For those who think the Federal Reserve Board only cares about interest rates, the central bank is also concerned about climate change. At least concerned enough to look at whether there could be risks to the banking system from the weather.

The agency announced earlier this month a Pilot Climate Scenario Analysis Exercise, which is government-speak for a climate stress test. However, the Fed was quick to point out the climate scenario analysis is not related to, or a part of, other “stress tests” administered by the central bank.

“This board views climate risk scenario analysis as distinct and different from regulatory stress tests,” the Fed wrote in the participant instructions for the exercise.

The Fed added the exercise is not intended to produce forecasts of policy plans and will not represent the most likely outcomes or even a comprehensive list of possible outcomes.

To ensure any and all observers that this is an exercise, only an exercise, the Fed document emphasized the program “is exploratory in nature and does not have consequences for bank capital or supervisory implications.”

Still, the agency also acknowledged climate change could present physical and transitional risks to banks and “both can manifest as traditional prudential risks for large banking organizations.”
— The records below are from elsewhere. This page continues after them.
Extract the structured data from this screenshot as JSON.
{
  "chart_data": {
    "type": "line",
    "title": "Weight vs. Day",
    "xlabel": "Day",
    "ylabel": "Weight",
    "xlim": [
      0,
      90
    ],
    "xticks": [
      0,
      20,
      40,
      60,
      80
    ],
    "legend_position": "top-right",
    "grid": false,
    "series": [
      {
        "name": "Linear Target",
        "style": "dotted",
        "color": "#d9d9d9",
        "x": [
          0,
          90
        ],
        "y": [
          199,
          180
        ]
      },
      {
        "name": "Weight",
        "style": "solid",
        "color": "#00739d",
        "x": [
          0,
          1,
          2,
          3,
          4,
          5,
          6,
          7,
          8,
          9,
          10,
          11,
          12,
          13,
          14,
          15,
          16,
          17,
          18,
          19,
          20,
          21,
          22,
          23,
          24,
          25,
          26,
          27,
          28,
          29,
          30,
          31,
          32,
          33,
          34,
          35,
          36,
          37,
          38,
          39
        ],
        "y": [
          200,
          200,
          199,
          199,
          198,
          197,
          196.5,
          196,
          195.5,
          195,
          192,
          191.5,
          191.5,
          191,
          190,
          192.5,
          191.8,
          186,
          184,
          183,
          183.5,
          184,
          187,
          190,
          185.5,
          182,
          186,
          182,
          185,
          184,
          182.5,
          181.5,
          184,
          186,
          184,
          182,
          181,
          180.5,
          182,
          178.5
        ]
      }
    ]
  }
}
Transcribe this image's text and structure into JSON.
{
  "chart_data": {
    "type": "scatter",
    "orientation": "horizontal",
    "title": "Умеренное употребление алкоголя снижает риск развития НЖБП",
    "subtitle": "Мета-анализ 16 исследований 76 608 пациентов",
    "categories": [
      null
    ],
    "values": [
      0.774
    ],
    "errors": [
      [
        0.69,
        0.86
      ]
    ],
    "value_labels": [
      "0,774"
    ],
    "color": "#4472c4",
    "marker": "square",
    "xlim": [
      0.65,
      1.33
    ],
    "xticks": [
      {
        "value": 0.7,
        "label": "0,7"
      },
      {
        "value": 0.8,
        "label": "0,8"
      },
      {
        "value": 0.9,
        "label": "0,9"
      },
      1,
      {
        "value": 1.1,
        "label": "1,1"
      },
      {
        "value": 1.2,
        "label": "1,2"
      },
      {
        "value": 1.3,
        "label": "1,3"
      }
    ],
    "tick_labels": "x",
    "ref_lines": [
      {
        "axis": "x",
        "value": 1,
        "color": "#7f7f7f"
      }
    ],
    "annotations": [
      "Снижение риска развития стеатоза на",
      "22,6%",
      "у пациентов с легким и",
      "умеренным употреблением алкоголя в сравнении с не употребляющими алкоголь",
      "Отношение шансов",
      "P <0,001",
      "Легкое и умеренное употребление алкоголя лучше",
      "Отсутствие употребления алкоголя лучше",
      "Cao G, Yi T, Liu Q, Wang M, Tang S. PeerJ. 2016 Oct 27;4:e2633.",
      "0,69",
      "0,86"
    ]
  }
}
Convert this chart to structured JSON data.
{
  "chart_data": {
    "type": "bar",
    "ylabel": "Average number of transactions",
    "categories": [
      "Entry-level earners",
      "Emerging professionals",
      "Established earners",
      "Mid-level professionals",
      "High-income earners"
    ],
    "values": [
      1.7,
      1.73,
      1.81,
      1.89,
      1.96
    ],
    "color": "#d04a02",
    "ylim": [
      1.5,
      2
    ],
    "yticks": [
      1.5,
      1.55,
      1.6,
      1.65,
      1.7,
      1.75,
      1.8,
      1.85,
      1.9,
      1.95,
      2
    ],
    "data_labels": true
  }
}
While banks are not required to be part of the exercise, a “prudential risk” is something they have to take seriously. Prudential risk regulations are designed to protect the stability of the banking system and protect deposits by limiting the types of risks banks can undertake.

That’s probably why the issue is important enough for six major bank holding companies – Bank of America, Citigroup, Goldman Sachs, JPMorgan Chase, Morgan Stanley and Wells Fargo – to agree to participate.

This is not a case of industry leaders working with federal regulators to write their own oversight rules, but an acknowledgment that climate change could affect the stability of the banking system. After the sub-prime mortgage meltdown and Great Recession of the aughts, regulators have taken a fresh look at how the oversight system worked, and more importantly, how it failed.

The regulatory stress tests the Fed explicitly mentions in the participant instructions are a standard feature of banking regulation, and while they are separate and distinct from the climate scenario exercise, they are likely to serve as a model if similar requirements are placed on banks as additional risk management.

Even though the exercise is not intended to produce new policies or regulations, it is an important step in acknowledging that the landscape of risk management is changing, and there are likely even more challenges on the horizon as society evolves and the global economy matures.

Or to put it another way, it’s the regulatory equivalent of saving for a really rainy day.